Beef prices are up 15 percent over the past year according to federal inflation data released Friday. One contributing factor is low supply and high demand. The herd has shrunk as a consequence of recent droughts and high feed costs. The second contributor is trade taxes (tariffs) on imported beef. The high cost of beef has been a primary contributor to a price increase for groceries of 3.1 percent this year.
In another unsurprising example of his on-again, off-again trade policies - president Trump threw American ranchers under the bus with the announcement that he was unilaterally quadrupling beef imports from Argentina - tariff-free. And that domestic beef producers should lower their beef prices in response.
The Cattle Ranchers, who I love, don’t understand that the only reason they are doing so well, for the first time in decades, is because I put Tariffs on cattle coming into the United States, including a 50% Tariff on Brazil, Trump wrote on social media.
It would be nice if they would understand that, but they also have to get their prices down, because the consumer is a very big factor in my thinking, also!
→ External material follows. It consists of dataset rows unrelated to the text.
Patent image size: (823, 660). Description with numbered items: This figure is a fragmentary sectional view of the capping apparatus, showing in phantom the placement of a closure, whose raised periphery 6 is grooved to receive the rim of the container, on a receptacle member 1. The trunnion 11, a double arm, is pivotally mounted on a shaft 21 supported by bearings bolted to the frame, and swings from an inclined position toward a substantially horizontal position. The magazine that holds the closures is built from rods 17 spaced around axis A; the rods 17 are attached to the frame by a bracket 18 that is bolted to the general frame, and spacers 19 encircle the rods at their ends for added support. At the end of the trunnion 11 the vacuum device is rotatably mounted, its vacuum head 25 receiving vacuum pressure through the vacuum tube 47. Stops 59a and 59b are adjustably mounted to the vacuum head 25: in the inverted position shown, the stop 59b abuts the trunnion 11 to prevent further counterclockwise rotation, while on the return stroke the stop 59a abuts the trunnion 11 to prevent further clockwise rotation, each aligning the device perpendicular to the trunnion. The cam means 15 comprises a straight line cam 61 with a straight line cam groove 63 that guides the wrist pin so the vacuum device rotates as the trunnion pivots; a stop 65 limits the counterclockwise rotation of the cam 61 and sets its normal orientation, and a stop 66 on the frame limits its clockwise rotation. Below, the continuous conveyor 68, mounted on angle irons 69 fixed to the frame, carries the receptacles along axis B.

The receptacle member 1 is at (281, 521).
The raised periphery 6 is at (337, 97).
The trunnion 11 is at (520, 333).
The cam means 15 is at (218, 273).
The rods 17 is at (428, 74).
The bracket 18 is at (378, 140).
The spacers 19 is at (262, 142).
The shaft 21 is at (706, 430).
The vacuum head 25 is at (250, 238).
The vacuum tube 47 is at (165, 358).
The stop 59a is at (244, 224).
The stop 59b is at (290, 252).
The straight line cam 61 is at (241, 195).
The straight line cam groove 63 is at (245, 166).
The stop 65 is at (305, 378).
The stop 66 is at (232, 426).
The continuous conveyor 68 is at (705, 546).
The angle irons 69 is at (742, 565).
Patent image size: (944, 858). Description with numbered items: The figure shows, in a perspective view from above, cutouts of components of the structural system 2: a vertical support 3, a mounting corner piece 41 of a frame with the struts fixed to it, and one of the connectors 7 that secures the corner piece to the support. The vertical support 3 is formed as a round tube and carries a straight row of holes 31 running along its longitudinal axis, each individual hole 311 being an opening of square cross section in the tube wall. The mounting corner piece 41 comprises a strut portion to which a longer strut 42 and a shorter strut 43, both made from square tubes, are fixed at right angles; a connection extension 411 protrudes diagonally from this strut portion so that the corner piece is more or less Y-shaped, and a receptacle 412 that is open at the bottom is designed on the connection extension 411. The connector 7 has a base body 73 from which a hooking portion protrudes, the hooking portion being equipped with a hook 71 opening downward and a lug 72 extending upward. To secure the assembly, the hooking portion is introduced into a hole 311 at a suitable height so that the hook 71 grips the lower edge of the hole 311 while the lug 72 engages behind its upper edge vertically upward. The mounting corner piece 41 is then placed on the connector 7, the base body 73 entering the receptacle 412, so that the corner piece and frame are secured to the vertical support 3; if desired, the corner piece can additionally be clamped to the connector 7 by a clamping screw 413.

Soybean farmers were among the first to find themselves in the crosshairs of Trump’s tit-for-tat tariffs with China. Since May, China has effectively boycotted American soybeans as a response. And now it's the cattlemen. This is absolutely exhausting.
The domestic agriculture sector is already struggling with the rising cost of fertilizer as a consequence of tariffs and labor shortages driven by the president's immigration agenda. The Center for Strategic and International Studies (CSIS) suggested; The result is not merely a short-term disruption, it could signal a sweeping reconfiguration of global agricultural trade stretching from Latin America to Europe and Australia.
I'm not a big fan of conspiracies although I'm not surprised if some ranchers believe this is driven by the president's desire to help out his buddy, Argentina President Javier Milei.
It likely is some of the foregoing along with an extra helping of old school centralized economic planning at the whim of one guy. You know; Soviet-Style.